Anglican church in Colac, Victoria, Australia

Ss Johns' Anglican Church, formally St John the Baptist & St John the Evangelist Anglican Church is an Anglican church in Colac, Victoria, Australia. The present church, completed in 1891, replaced an earlier church on the site, and forms part of the Anglican Diocese of Ballarat.

==History==

Prior to the erection of a physical church building, Anglican families would either attend the Presbyterian or Methodist church in Colac, wait for visiting clergy, who would visit in intervals and sporadically, or travel to Birregurra. A meeting was held in the Temperance Hall regarding the construction of an Anglican church in 1864, and on 8 May 1870 a church was constructed, designed by the architects George Henderson and Alexander Davidson. It was officially opened by Rev. Astley Cooper (from St Paul's Anglican Church, Geelong, and on 18 April 1882, Dr Moorehouse, the Bishop of Melbourne, consecrated the church, dedicating it to St John the Evangelist.

Land was set aside for the present church at the time of construction of the original church. The foundation stone was laid for the present church on 18 July 1889 by Mr J. R. Hopkins of Winchelsea. The church was designed by Tappin, Gilbert & Dennehy, and was officially opened by the Bishop of Ballarat at the time, Dr. Thornton, on 24 June 1891. Seeing as the date was the same as the birth of St John the Baptist, and that the old church was dedicated to another St John, Dr.

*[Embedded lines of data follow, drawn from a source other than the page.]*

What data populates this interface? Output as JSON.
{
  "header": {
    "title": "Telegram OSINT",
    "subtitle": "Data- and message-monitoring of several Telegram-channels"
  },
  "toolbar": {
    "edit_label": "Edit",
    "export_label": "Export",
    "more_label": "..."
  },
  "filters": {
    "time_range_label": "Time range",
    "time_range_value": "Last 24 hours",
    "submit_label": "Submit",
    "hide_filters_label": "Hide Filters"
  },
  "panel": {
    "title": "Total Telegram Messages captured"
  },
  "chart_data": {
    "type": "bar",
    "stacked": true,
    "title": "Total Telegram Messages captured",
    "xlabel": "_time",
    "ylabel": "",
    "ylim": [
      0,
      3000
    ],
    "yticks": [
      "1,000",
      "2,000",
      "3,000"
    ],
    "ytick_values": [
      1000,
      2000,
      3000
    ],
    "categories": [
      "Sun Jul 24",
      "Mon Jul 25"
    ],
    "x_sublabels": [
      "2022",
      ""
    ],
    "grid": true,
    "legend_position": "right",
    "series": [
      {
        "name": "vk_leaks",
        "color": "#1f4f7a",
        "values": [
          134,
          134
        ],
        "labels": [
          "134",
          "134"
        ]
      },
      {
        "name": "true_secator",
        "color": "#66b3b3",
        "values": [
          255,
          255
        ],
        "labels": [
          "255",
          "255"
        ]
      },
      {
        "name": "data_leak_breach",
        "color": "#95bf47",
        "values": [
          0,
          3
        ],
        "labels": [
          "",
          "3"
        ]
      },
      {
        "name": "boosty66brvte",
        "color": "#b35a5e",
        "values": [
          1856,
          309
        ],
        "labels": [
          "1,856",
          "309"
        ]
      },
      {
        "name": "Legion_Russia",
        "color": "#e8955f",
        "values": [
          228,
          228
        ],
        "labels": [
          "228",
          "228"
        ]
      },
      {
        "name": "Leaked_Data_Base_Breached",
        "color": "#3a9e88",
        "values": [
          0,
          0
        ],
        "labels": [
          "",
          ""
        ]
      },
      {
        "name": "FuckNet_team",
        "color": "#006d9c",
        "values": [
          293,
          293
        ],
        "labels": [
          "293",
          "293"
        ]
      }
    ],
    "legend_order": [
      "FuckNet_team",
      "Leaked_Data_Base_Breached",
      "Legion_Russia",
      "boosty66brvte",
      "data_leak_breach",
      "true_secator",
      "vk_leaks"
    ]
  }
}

Thornton decided to dedicate the new church to both saints.

The church was extended in 1933, designed by Louis Reginald Williams, which included a lofty chancel, sanctuary, organ chamber, apsidal side chamber and vestries. The organ was installed into the church in 1924, and was originally built in 1909 by Frederick Taylor, and has moved around considerably, from private homes in the Melbourne suburbs of East St Kilda and North Fitzroy to its present location in the extended church building in 1934.

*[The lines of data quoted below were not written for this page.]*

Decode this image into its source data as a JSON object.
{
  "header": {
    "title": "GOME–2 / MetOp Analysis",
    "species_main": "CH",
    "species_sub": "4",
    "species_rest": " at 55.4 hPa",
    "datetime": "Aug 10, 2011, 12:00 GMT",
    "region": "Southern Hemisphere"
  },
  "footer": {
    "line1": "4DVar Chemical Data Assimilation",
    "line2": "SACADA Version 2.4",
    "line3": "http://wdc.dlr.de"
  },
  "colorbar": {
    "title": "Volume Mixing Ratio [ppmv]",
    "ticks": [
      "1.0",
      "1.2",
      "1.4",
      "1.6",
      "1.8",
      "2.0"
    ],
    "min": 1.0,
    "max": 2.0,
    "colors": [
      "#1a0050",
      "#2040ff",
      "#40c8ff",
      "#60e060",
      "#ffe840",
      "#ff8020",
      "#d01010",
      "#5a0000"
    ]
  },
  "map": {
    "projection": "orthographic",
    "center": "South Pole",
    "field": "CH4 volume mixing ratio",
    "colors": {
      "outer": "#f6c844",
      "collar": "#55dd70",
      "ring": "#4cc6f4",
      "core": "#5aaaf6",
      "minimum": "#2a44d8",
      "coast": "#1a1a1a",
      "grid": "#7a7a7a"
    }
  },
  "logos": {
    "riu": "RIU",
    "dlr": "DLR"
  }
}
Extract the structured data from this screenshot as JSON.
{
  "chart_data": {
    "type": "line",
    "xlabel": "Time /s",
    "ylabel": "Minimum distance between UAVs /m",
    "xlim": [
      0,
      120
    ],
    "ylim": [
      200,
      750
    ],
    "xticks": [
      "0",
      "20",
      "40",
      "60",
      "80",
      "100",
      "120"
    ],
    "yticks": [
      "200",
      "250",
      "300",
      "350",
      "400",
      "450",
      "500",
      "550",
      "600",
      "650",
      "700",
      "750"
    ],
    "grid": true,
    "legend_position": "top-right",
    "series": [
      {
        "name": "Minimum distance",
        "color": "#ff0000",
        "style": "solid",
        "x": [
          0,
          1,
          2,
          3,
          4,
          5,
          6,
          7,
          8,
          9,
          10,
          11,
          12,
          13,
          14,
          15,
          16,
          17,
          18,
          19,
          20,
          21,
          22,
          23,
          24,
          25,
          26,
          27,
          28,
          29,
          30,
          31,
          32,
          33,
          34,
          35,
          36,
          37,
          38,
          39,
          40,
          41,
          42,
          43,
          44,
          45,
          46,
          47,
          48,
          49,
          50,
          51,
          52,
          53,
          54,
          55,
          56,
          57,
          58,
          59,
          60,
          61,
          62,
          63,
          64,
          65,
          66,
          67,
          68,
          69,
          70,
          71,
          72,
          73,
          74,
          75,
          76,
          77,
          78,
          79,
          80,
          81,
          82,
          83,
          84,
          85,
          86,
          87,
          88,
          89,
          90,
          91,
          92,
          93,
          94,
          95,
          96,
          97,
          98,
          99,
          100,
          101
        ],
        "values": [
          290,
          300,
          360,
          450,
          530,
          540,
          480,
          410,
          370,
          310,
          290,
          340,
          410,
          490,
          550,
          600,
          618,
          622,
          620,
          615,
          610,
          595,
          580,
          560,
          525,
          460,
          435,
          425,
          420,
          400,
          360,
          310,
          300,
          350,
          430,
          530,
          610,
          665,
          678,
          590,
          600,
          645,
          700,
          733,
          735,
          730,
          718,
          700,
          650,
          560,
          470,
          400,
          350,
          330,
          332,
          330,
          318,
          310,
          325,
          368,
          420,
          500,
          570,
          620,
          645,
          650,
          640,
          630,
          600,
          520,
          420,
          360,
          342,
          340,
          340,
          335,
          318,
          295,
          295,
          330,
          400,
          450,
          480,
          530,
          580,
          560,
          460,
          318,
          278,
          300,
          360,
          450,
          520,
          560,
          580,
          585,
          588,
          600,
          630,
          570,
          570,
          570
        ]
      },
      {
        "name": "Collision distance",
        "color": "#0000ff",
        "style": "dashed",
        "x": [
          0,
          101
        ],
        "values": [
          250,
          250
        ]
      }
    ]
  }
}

===Parish Hall & Kindergarten===

Louis Reginald Williams also designed the adjacent Parish Hall. The building, in Arts and Crafts style, was largely funded by Esther Walton and the Young Helpers League. The clinker bricks used in its construction were sourced locally, and it is architecturally notable for its shingled bargeboards, round front door and muted yellow and blue windows.